The Swedish strike might also stimulate union organizing at Tesla factories in Germany, where it is the only nonunion automobile manufacturer. The massive industrial union IG Metall said in October that more than 1,000 workers at Tesla’s Grünheide factory had joined it, and that it was making progress at the “Gigafactory” outside Berlin.
The company announced a 4% raise for its German workers in early November.
In the U.S., however, Tesla fired more than 30 workers at its Buffalo plant in February, the day after Tesla Workers United launched an organizing campaign there. The union, affiliated with Workers United SEIU, called that illegal retaliation.
In 2017, a United Auto Workers campaign to organize Tesla’s plant in Fremont, California failed after the company fired more than 400 workers.
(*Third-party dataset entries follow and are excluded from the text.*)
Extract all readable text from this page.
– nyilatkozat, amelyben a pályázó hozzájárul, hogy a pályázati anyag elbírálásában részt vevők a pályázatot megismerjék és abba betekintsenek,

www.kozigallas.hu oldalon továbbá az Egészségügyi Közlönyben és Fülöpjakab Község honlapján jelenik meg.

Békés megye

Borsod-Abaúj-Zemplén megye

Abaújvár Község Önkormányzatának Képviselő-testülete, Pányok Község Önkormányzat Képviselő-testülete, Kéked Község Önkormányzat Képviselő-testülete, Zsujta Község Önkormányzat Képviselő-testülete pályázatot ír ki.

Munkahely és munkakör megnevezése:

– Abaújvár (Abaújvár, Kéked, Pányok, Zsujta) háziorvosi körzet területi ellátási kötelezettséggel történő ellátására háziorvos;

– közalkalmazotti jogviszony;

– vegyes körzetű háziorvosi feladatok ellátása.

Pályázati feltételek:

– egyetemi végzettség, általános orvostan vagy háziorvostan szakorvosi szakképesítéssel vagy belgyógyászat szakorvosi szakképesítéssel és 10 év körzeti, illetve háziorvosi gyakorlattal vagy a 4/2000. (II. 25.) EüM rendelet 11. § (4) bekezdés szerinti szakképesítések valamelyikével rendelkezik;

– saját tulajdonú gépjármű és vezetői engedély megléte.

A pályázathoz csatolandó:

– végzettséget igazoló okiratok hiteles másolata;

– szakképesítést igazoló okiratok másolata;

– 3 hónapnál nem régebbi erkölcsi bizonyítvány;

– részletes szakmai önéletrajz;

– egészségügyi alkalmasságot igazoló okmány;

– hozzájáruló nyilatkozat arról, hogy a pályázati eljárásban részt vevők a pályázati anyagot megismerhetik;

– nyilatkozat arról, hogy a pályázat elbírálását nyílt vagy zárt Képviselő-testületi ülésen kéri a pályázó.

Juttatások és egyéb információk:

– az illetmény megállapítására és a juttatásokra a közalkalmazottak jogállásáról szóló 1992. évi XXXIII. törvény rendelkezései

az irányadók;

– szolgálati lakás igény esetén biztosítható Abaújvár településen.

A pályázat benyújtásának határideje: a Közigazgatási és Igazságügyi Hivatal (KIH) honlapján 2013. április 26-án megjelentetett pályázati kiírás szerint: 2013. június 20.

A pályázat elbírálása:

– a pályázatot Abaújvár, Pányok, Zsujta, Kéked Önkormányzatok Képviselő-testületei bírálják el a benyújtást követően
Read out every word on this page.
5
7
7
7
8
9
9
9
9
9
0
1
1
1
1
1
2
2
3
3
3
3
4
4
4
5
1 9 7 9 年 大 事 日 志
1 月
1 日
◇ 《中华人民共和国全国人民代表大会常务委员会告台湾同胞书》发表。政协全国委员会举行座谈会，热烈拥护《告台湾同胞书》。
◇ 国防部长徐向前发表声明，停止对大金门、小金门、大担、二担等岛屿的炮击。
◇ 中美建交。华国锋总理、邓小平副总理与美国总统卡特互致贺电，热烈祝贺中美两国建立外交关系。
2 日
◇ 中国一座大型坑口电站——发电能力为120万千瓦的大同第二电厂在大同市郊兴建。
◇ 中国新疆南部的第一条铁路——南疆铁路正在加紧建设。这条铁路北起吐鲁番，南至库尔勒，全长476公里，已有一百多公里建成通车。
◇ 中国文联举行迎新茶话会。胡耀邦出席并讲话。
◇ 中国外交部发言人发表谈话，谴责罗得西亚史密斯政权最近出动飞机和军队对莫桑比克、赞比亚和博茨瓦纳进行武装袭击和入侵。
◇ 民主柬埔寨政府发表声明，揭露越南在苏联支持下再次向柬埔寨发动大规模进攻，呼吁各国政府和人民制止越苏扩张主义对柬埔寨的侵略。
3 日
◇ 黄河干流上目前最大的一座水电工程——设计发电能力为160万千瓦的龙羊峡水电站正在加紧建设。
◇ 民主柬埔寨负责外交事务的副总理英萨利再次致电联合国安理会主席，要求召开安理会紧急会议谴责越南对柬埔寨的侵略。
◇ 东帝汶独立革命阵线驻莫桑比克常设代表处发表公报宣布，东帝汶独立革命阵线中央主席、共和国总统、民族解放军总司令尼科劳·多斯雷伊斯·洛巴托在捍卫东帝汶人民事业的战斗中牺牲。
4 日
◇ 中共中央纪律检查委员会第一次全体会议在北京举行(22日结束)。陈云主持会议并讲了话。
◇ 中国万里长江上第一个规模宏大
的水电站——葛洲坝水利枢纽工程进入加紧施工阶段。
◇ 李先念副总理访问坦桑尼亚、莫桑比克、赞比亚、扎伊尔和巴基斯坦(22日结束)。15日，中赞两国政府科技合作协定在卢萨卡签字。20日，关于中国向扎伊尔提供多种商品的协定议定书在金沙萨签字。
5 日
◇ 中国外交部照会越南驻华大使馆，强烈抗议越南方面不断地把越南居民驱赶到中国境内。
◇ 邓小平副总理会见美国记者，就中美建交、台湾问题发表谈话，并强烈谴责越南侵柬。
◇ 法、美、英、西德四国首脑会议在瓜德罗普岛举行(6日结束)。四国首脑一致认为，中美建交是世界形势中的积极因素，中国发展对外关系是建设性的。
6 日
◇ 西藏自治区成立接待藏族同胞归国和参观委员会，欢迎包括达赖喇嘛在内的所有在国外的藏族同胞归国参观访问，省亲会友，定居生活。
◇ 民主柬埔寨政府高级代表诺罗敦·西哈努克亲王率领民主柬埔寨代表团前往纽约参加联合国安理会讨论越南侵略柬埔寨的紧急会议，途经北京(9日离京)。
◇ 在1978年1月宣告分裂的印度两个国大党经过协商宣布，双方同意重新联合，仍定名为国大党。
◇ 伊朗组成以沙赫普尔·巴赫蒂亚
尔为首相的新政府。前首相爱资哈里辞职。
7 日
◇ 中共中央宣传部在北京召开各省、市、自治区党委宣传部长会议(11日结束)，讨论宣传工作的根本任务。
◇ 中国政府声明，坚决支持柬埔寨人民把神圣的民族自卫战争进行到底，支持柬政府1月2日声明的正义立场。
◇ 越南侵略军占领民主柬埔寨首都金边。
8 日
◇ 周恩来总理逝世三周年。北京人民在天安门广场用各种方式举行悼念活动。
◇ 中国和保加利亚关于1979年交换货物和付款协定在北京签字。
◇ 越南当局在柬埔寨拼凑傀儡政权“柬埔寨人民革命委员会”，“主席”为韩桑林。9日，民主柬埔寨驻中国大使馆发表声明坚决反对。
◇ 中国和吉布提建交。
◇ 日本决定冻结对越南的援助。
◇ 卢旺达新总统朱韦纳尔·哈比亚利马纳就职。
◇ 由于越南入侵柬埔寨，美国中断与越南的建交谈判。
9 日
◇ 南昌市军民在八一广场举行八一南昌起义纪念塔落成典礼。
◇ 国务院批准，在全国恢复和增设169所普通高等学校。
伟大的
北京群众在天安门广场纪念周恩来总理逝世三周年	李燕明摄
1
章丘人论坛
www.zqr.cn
In 2021, the NLRB upheld an administrative law judge’s ordering the company to reinstate one of the fired workers with back pay.
Solidarity vs. Sinatra
Perhaps the most spectacular secondary boycott in history came in 1974, when Frank Sinatra toured Australia. The legendary singer, by then despised the press, and in Melbourne, his bodyguards assaulted TV and print photographers. During a break in that night’s show, Sinatra denounced reporters as “parasites” and “bums,” calling the women “hookers” who he might offer “a buck and a half.”
The Australian Journalists Association asked other unions to boycott Sinatra. The Australian Theatrical and Amusement Employees Association refused to work his shows until he apologized. He couldn’t get room service in his hotel, because union waiters wouldn’t serve him. He couldn’t even leave the country, because the Transport Workers Union refused to fuel any plane he was on.
After three days and three cancelled shows, he was persuaded to issue a vague statement of regret, and the tour resumed.
However, Australia outlawed sympathy strikes and political strikes in 1983.